Welcome back my friends. It’s time for a session on technical search engine optimization which means if you hear whining from where you are, don’t worry, that’s just me trying to keep up and understand what they’re saying. Sign. Why do I do this to myself? I have no idea.
Up on stage we have Vanessa Fox moderating friends Greg Boser, Jonathan Hochman, Todd Nemet, and Brian Ussery. Hello, all. Oh, it seems Vanessa is also presenting. And she’s deciding she’s going first. She brings up her slides and notices she’s spelled her own name wrong on her Twitter account. Technology, 1; Vanessa, 0.
The Importance of Technical SEO: A Case Study
We’re going back to a site Vanessa analyzed at SMX East back in October. There’s lots of code showing Googlebot unsuccessfully trying to fetch site maps. A large percentage of their crawl allotment was spent trying to crawl site maps so there wasn’t much time left over to crawl the URLs. There was no way to find this out other than through the server logs. Because their site has a dynamic set up, every one of their site maps changed all the time because you’re always adding new listings, causing the bots to keep fetching. To fix this they built static sitemaps for everything that stayed the same.
A new site analysis was done yesterday and found that Google can now fetch the actual listings on the site. Yey. Progress. In October 2010, Google spent 27 percent of their time crawling site maps. In March 2011, they spent just .05 percent. Their traffic has doubled. This is why SEOs and Vanessa are awesome.
Next up is Greg. He heads up organic strategy at BlueGlass. This is the first time I’ve ever seen Greg B0ser deliver a PowerPoint presentation. I can’t even process this. He swears he’s done it before. I’m not buying it.

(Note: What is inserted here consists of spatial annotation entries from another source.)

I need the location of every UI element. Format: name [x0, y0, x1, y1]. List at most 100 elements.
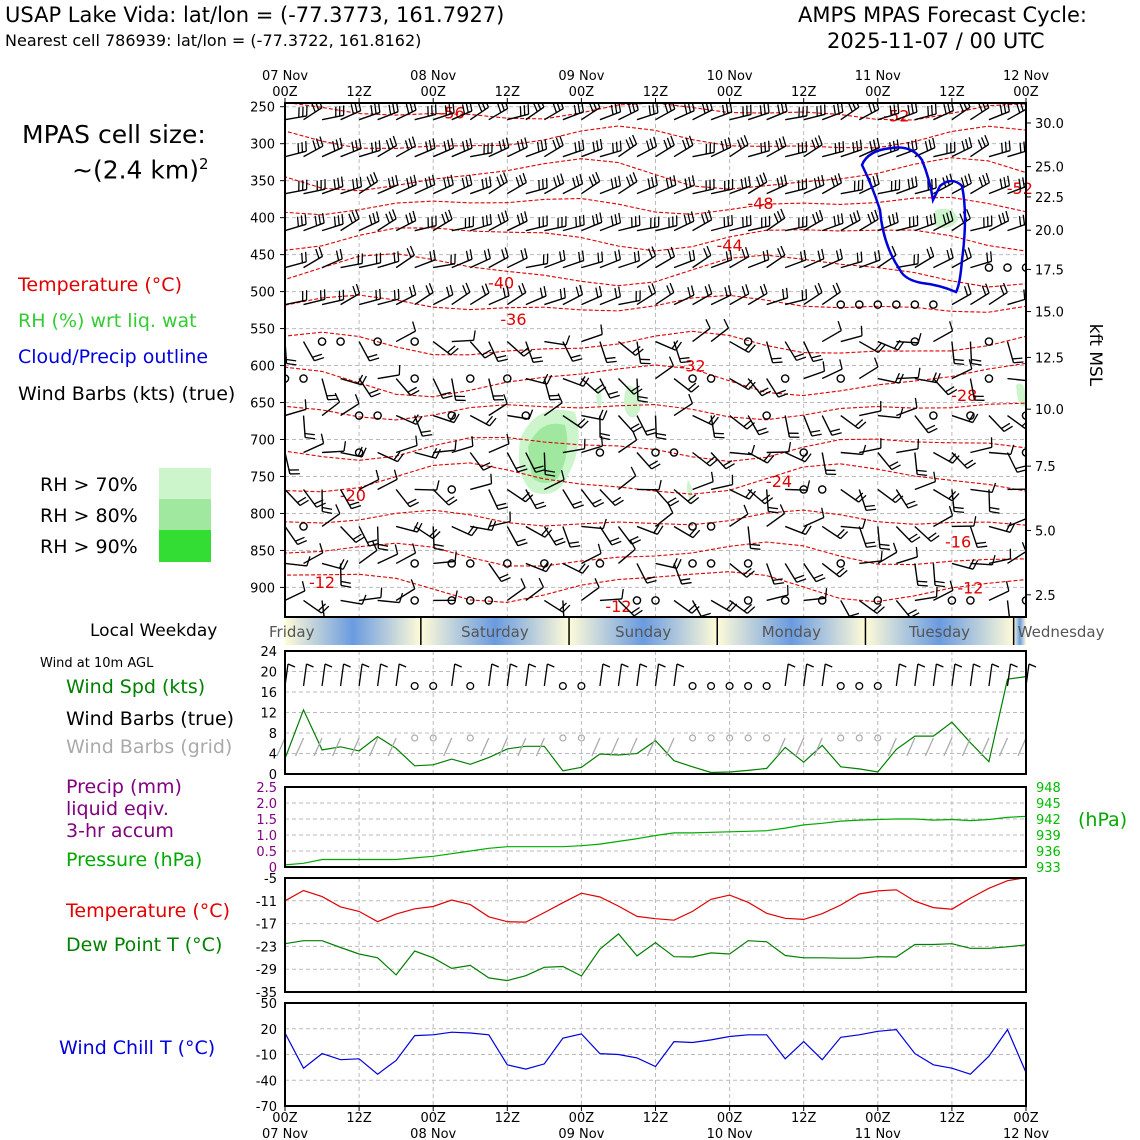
barb-flag [490, 473, 493, 484]
barb-flag [577, 103, 581, 114]
barb-staff [692, 188, 715, 195]
barb-flag [763, 283, 768, 294]
barb-flag [541, 527, 549, 536]
pressure-label: Pressure (hPa) [66, 849, 203, 871]
barb-flag [560, 469, 565, 480]
temperature-panel: -35-29-23-17-11-5 [256, 872, 1027, 1001]
barb-flag [648, 460, 658, 467]
barb-flag [351, 504, 362, 510]
legend-rh: RH (%) wrt liq. wat [18, 310, 197, 332]
barb-flag [334, 392, 341, 403]
main-ytick-label: 700 [250, 434, 275, 449]
barb-flag [687, 213, 691, 224]
calm-circle [984, 263, 994, 272]
barb-flag [971, 358, 982, 362]
barb-flag [964, 138, 969, 149]
barb-flag [504, 210, 509, 221]
calm-circle [410, 337, 419, 346]
barb-flag [964, 175, 969, 186]
barb-flag [379, 288, 382, 299]
barb-flag [408, 286, 413, 297]
barb-flag [315, 138, 320, 149]
barb-flag [581, 250, 585, 261]
calm-circle [502, 374, 512, 383]
barb-flag [914, 176, 918, 187]
grid-barb [480, 737, 490, 757]
barb-staff [692, 327, 711, 343]
barb-staff [673, 259, 695, 269]
barb-staff [859, 447, 881, 454]
barb-flag [406, 247, 412, 258]
grid-calm-circle [874, 734, 882, 742]
barb-flag [598, 285, 603, 296]
barb-flag [917, 473, 928, 477]
panel-ytick-label: 8 [269, 727, 277, 742]
barb-flag [927, 106, 930, 117]
barb-flag [767, 506, 778, 510]
barb-flag [942, 214, 947, 225]
barb-flag [409, 245, 415, 256]
grid-barb [350, 737, 360, 757]
barb-staff [506, 257, 528, 269]
barb-staff [340, 403, 360, 417]
calm-circle [706, 522, 716, 531]
barb-flag [435, 448, 442, 459]
barb-flag [685, 137, 691, 148]
barb-flag [355, 536, 365, 543]
barb-staff [395, 109, 417, 121]
barb-flag [545, 473, 556, 477]
barb-flag [817, 176, 821, 187]
barb-flag [905, 500, 916, 506]
barb-staff [877, 414, 900, 419]
surface-barb-flag [658, 663, 666, 668]
barb-staff [562, 293, 583, 306]
barb-flag [286, 362, 297, 366]
barb-staff [285, 590, 306, 602]
barb-flag [839, 569, 848, 578]
barb-flag [1029, 371, 1032, 381]
panel-ytick-label: 1.5 [256, 813, 277, 828]
calm-circle [743, 596, 753, 605]
calm-circle [502, 559, 512, 568]
grid-calm-circle [577, 734, 586, 742]
barb-flag [670, 246, 676, 257]
barb-staff [432, 183, 454, 195]
barb-flag [352, 533, 362, 541]
barb-flag [774, 582, 785, 585]
barb-flag [768, 510, 779, 514]
cell-size-text: ~(2.4 km) [72, 155, 199, 185]
barb-flag [759, 174, 765, 185]
barb-staff [803, 415, 813, 437]
barb-flag [892, 542, 898, 553]
barb-flag [352, 179, 355, 190]
barb-flag [428, 282, 434, 293]
kft-tick-label: 7.5 [1035, 460, 1056, 475]
barb-flag [690, 211, 695, 222]
calm-circle [595, 559, 605, 568]
isotherm-line [285, 362, 1026, 398]
barb-flag [366, 176, 372, 187]
barb-flag [304, 251, 307, 262]
barb-flag [375, 289, 378, 300]
barb-flag [833, 215, 837, 227]
barb-flag [522, 172, 527, 183]
barb-flag [627, 103, 632, 114]
barb-flag [428, 176, 432, 187]
barb-flag [637, 399, 648, 403]
bottom-hour-label: 00Z [717, 1111, 743, 1126]
barb-flag [836, 103, 840, 114]
barb-flag [481, 349, 492, 356]
barb-staff [433, 449, 456, 454]
barb-staff [969, 341, 973, 364]
barb-flag [611, 496, 622, 504]
barb-staff [285, 489, 301, 506]
barb-staff [970, 224, 992, 232]
top-day-label: 09 Nov [558, 69, 604, 84]
grid-barb [387, 737, 397, 757]
grid-barb [980, 737, 990, 757]
barb-staff [766, 254, 786, 269]
barb-staff [525, 586, 544, 601]
barb-flag [647, 178, 651, 189]
panel-ytick-label: 12 [260, 707, 277, 722]
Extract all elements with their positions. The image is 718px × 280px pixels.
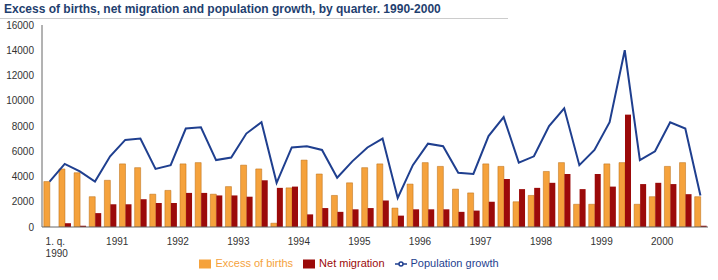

Technical SEO: Understanding CPR
Core Concepts You Need to Understand
- Proper Prioritization is the key to success – every site has tons of things that could/should be fixed. Know where to start.
- Proper top-level analysis is critical – in order to properly prioritize, you need to have a thorough understanding of the “big picture” before you start.
- Google is no longer “page” focused – The days of Google determining what will or won’t rank primarily based on page-level analysis are gone. Overall content performance is the key. Google is looking at your site as a whole, so YOU need to start looking at your site that way, too.
Content Performance Ratios (CPR)
Taking the time to understand how your content is performing will help you determine where to start.
Questions you need to answer:
- What is the ratio between total pages indexed and the total number of pages generating current organic traffic?
- How do those numbers break down based on landing page type and content topic?
If Google was his engine, Greg would think less of a site if they continually fed him a high percentage of garbage they’d never show. We have to assume Google is doing the same thing.
Breakdown Down Your CPR
- Total URLs visited: 537,000
- Total visits: 215l
- Total URLs: 17,445
- CPR= 3 percent
Google has decided to actually show somebody 3 percent of the total pages that have been indexed on the site. That is terrible and is a very bad thing. If you look at some of the footprints of the sites that got hit in the Panda update they probably fit this characteristic.
Break it down further
- Browse URLs: 16,676
- Browse Visits:67,884
- Category URLs: 109
- Category Visits: 6,754
- Product Detail URLs: 12l
- Product Detail Visits: 90k
- Pagination URLs: 490
- Pagination Visits: 2,421
These are the kinds of things you need to know before you start making technical tweaks so you don’t make things worse.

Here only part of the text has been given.